Les Institutions en question, à en croire Émile Durkheim, sont un concept qui traduit l’idée de tenir ou faire tenir une chose debout en vue de la stabilité et du fonctionnement de la communauté humaine érigée en société. En autres mots, les valeurs, les structures d’organisation de cette communauté, qui sont des Institutions sont les fondements qui vont évoluer une société harmonieusement :
« Ce qui fait tenir les sociétés se sont les catégories de pensée, les formes d’organisation et de pouvoir, les langues, les croyances collectives, les habitudes ou encore les règles de conduite qui préexistent aux individus ».
Dans ce contexte, les Institutions sont toutes ces représentations et manières de penser, d’agir, de sentir que les individus produisent de façon collective pour tenir la communauté sociale et qui s’imposent à eux individuellement pour le bien du vivre ensemble.
Autrement dit, les individus qui décident de créer la communauté, la société mettent ensemble en mouvement des règles, habitudes, normes, croyances collectives qui s’élaborent en dehors » des individus isolés, dépassant les consciences prises individuellement. Ces règles, normes, croyances, etc. viennent ensuite les surplomber, comme cadres, à la fois contraignants pour les individus et structurants pour la société. L’éducation conduit les individus à apprendre à les reconnaître et à les respecter et la socialisation qui en résulte structure la société.

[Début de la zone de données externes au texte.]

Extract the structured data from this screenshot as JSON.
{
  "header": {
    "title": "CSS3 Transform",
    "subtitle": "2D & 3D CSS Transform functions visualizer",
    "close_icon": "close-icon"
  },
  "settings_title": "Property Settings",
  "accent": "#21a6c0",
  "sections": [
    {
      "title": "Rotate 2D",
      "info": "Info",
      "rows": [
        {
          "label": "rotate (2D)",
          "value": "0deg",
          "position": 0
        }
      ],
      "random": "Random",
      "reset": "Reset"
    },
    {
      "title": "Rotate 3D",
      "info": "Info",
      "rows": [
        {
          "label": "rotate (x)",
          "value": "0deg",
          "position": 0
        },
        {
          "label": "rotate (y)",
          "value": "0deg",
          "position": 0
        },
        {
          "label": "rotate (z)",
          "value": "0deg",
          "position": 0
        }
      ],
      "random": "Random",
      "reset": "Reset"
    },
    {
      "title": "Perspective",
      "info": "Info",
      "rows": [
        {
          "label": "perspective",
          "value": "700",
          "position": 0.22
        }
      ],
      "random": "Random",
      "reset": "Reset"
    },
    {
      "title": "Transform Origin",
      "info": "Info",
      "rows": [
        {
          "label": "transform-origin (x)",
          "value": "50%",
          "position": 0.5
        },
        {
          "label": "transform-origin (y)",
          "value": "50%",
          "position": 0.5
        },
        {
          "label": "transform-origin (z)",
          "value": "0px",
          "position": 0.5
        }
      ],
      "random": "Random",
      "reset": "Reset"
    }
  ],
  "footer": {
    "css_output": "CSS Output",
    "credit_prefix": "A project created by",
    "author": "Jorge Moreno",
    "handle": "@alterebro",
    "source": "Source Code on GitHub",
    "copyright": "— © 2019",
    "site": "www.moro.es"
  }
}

Pourquoi parle-t-on de Restauration ?
Lorsque les règles qui organisent la communauté sociale et politique ne sont pas observées par tous uniformément, il se crée un déséquilibre dans les rapports sociaux qui entraîne un déséquilibre des Institutions. En pareille circonstance, ce qui fait tenir la société et ce à quoi tous les individus adhèrent pour le bienêtre collectif et donc individuel décline. Les valeurs individuelles l’emportent sur les valeurs et les croyances collectives. De ce fait, les règles supposées communes et qui devaient en principe surplomber l’ensemble de la communauté sont appliquées arbitrairement par quelques-uns au détriment des autres. Les aspirations utilitaristes et individualistes qui se développent entraînent les tenants du pouvoir à se subroger aux Institutions pour tenir la société. Ils orientent les institutions, vers la satisfaction des besoins et des désirs individuels. Cette tendance est une contradiction en soi. Par essence une institution n’est pas constituée pour répondre à des intérêts privés ou individualistes. Le risque qui en a résulte est une anomie généralisée, qui a produit des citoyens désolidarisés. De fait, chacun ne pensant qu’à soi, le pays a été géré comme un éléphant qu’on dépèce : Agglutiné autour de la bête, chacun prendre ce qu’il peut prendre pour sa propre cause.

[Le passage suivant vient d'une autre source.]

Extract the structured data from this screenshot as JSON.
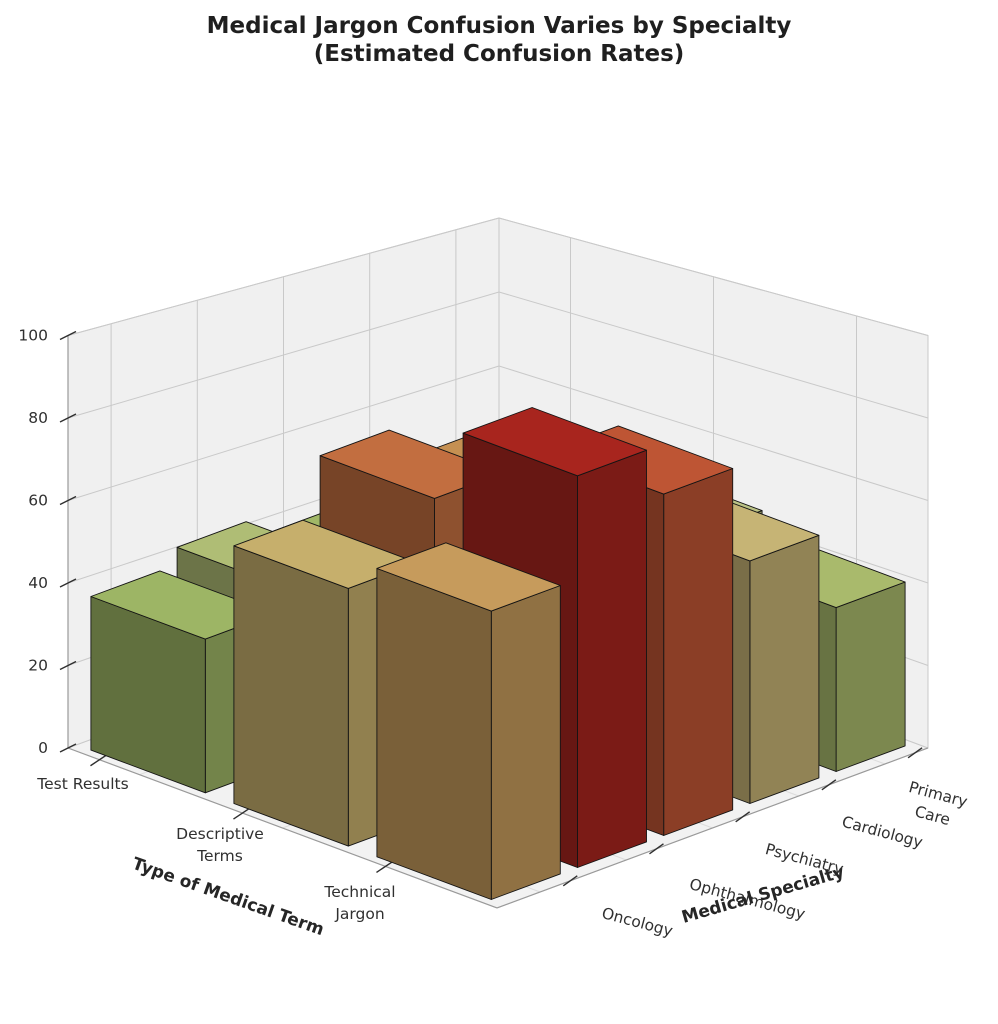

Dans la foulée du désordre qui en a résulté, les forces de défense et de sécurité, réunies au sein du Comité de la Restauration des Institutions s’attellent donc à une réflexion, portant sur la possibilité de restauration des Institutions, l’érection d’une nouvelle Constitution, qui permettrait de maintenir la cohésion sociale. Prenant acte de l’individualisme croissant, les membres de ce Comité tentent aussi de comprendre comment des nouvelles formes de stabilisation de pensées et de conduites pourraient être intériorisées par les citoyens pour éviter qu’à l’avenir les Institutions ne soient à nouveau prises en otages par quelques-uns pour des bénéfices uniquement singuliers.
Comment vont-ils y arriver au regard de la déstructuration profonde de la société ?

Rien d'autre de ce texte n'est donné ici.